Nairobi, July 18, 2009 – A tepid response by neighboring states to the spiraling conflict in Somalia has sparked fresh speculations that those fanning the war enjoy secret support from governments in the region.

Both the African Union (AU) and the Inter-Governmental Authority on Development in Eastern Africa (Igad) have rebuffed calls for military intervention in Somalia to save the UN-backed Transitional Federal Government (TFG) even as militants step up their campaigns to topple it.

Analysts say instability in the horn of Africa nation has created a route for a lucrative illegal trade whose proceeds have then been used to finance the war that has besieged Somalia since its central government collapsed in the early 1990s.

“If you weigh trade statistics against Somalia’s population and the country’s low economic activity, it is highly unlikely that all the goods transported to the country are consumed there.

Profiteers must just be using its lawlessness as a conduit to re-export goods to other destinations in the Middle East,” argues Mr David Owiro, a trade economist at the Institute of Economic Affairs (IEA).

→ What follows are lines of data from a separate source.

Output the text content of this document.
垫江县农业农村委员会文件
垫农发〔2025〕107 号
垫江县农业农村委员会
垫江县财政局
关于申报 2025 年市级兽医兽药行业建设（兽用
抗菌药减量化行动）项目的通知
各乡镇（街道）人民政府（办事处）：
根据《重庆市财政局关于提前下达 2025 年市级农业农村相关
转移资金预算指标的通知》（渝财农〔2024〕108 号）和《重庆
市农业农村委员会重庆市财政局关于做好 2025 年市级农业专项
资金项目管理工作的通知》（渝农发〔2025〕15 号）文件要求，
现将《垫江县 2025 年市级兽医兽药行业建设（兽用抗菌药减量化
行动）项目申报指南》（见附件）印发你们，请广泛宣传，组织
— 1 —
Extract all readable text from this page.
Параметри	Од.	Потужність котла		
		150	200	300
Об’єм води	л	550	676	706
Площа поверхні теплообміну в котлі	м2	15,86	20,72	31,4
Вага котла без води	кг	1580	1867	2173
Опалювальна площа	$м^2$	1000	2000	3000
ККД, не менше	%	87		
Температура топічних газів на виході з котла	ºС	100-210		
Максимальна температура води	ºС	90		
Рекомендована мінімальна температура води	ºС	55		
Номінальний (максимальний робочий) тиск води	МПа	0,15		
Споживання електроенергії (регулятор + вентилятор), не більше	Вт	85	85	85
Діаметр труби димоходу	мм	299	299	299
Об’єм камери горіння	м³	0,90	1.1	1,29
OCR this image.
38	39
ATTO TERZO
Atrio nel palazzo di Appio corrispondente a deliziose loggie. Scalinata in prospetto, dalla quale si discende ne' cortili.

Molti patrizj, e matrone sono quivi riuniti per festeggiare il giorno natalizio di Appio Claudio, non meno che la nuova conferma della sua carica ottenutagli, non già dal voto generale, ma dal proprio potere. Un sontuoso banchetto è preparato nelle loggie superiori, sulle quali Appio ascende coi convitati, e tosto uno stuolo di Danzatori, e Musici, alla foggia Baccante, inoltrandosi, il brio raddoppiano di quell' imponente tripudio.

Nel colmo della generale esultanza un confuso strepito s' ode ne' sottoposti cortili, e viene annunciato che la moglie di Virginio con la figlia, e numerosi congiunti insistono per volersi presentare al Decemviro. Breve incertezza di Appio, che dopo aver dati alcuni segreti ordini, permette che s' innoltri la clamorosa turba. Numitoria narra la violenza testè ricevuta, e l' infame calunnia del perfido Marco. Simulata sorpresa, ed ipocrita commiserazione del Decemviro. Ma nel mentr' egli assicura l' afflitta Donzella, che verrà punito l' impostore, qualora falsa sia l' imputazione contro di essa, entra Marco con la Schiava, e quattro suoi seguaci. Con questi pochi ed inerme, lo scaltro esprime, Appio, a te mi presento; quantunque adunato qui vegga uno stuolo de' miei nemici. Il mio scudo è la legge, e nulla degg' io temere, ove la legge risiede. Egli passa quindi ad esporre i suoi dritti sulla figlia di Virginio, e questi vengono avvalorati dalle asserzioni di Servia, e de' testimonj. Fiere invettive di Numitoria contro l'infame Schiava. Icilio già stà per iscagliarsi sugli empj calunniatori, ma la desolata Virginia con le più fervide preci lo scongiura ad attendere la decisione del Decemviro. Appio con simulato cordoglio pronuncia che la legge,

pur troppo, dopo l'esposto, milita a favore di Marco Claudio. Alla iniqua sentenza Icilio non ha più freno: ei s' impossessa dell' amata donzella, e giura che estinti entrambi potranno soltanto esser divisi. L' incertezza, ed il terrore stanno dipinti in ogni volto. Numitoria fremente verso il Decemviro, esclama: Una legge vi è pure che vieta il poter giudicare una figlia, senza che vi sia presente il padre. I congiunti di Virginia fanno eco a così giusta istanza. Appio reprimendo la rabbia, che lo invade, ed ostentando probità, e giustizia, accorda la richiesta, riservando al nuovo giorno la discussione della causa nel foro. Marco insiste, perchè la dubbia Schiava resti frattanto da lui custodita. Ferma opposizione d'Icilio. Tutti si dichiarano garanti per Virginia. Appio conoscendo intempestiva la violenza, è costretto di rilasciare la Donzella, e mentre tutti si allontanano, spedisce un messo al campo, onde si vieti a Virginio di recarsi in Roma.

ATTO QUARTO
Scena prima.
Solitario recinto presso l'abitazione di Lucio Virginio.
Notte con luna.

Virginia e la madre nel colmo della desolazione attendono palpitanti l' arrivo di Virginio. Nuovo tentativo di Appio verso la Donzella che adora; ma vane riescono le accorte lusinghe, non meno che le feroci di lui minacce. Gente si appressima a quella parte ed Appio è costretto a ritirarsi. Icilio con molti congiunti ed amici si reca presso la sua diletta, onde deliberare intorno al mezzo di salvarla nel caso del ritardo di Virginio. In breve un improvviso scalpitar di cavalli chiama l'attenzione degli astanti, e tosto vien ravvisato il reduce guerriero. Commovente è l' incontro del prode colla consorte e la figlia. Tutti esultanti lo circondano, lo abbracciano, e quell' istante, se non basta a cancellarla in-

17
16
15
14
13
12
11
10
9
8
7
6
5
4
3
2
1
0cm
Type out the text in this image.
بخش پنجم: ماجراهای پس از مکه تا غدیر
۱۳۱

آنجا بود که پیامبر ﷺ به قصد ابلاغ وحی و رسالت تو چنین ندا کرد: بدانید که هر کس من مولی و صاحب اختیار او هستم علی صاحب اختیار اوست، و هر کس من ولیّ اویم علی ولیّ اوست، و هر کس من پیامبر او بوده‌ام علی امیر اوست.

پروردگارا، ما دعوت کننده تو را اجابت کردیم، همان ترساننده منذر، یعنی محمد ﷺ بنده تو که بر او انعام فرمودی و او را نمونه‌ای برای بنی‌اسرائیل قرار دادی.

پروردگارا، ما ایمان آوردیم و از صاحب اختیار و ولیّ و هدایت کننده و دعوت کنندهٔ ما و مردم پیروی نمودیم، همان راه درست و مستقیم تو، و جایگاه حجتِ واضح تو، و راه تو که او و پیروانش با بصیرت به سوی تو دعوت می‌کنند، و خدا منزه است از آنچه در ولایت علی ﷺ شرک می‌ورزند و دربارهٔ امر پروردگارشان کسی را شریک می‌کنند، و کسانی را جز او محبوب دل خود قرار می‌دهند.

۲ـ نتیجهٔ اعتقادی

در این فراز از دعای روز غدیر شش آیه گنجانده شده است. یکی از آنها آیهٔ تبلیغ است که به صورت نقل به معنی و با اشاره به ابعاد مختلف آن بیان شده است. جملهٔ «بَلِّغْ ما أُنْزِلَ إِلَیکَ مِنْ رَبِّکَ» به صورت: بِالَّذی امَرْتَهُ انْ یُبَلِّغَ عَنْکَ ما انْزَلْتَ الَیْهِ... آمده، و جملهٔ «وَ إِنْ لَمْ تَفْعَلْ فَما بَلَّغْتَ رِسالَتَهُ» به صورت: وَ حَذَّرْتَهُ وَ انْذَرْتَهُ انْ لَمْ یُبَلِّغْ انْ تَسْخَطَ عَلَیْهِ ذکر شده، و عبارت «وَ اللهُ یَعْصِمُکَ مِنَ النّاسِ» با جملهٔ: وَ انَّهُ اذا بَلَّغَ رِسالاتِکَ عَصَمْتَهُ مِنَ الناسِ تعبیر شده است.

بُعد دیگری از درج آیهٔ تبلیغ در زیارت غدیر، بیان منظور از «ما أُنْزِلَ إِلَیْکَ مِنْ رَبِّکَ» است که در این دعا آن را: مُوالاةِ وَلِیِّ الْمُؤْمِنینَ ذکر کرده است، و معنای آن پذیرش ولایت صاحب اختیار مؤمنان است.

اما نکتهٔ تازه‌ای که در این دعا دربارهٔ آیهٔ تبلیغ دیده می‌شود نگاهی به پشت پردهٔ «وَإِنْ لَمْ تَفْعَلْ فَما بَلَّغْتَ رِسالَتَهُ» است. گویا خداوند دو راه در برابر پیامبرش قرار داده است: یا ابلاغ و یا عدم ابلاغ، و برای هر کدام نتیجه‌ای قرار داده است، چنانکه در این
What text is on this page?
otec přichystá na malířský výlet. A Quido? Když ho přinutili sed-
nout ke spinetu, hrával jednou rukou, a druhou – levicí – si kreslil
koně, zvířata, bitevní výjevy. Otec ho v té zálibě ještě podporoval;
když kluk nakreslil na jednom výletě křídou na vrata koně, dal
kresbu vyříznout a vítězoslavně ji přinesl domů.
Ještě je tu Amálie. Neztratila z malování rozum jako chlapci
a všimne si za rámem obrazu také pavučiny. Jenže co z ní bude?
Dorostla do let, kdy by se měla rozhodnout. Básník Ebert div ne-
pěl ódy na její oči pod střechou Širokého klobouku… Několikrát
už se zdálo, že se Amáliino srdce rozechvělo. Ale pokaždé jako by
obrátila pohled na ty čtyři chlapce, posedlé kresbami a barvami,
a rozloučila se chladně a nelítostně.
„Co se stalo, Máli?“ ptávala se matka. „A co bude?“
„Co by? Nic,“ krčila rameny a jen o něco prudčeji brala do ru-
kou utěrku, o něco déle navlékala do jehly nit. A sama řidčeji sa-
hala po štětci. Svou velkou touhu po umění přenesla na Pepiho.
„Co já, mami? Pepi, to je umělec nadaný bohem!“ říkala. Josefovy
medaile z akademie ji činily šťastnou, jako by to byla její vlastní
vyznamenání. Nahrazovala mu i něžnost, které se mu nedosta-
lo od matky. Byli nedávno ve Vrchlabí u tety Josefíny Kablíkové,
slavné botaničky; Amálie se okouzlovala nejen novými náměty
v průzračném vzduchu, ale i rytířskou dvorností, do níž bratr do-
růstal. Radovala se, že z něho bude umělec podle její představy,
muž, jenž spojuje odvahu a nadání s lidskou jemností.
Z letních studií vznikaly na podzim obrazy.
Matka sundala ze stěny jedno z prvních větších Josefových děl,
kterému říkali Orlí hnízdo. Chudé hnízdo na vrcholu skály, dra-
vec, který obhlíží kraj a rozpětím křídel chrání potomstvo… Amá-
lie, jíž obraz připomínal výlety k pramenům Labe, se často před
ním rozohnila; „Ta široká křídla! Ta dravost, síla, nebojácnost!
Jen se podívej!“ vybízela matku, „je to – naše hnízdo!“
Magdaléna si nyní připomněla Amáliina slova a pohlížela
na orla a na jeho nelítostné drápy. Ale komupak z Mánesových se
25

Kenya, the present chair of Igad, has seen her exports to the troubled nation blossom over the last five years, making the troubled country a major non-Comesa member export destination for her goods in Africa.

Government statistics indicate that exports to Somalia grew by 54 per cent last year to Sh12.8 billion last year from Sh8.3 billion in 2007.

This volume was much higher than exports to some major regional markets like Rwanda where Kenyan exports amounted to Sh8.9 billion and Egypt which imported Sh10.8 billion worth of Kenyan goods.

The government attributes this phenomenal increase in trade between the two countries to growth in volumes of khat (miraa), listed in the Economic Survey 2009 under ‘foliage, branches and other parts of plants suitable for bouquet purposes,’ that together fetched the country Sh3.4 billion.

Kenya imported from Somalia goods worth Sh30 million last year compared to Sh12 million level of 2007.

No clout

Experts argue that the nature and volume of items traded between the two countries suggests a clandestine cartel-controlled business that may not be able to muster the requisite clout to force the government to intervene in Somalia militarily.

“Money whose circulation is controlled by just a small clique of people has very little impact on the economy and this may be the reason Somalia is not taken seriously as an exports destination,” says Mr Owiro.

The region lobbied the African development bank (AfDB) to finance the construction of major infrastructure connecting its markets and succeeded in convincing AfDB to avail Sh25.4 billion for financing the second phase of the Mombasa-Nairobi-Addis Ababa road corridor project, but no mention was made of the superhighway connecting the port of Mombasa to Mogadishu.

The 13th summit of the AU held in Libya ended with African leaders expressing ‘full support’ for TFG but not authorizing its forces stationed in Somalia to intervene militarily.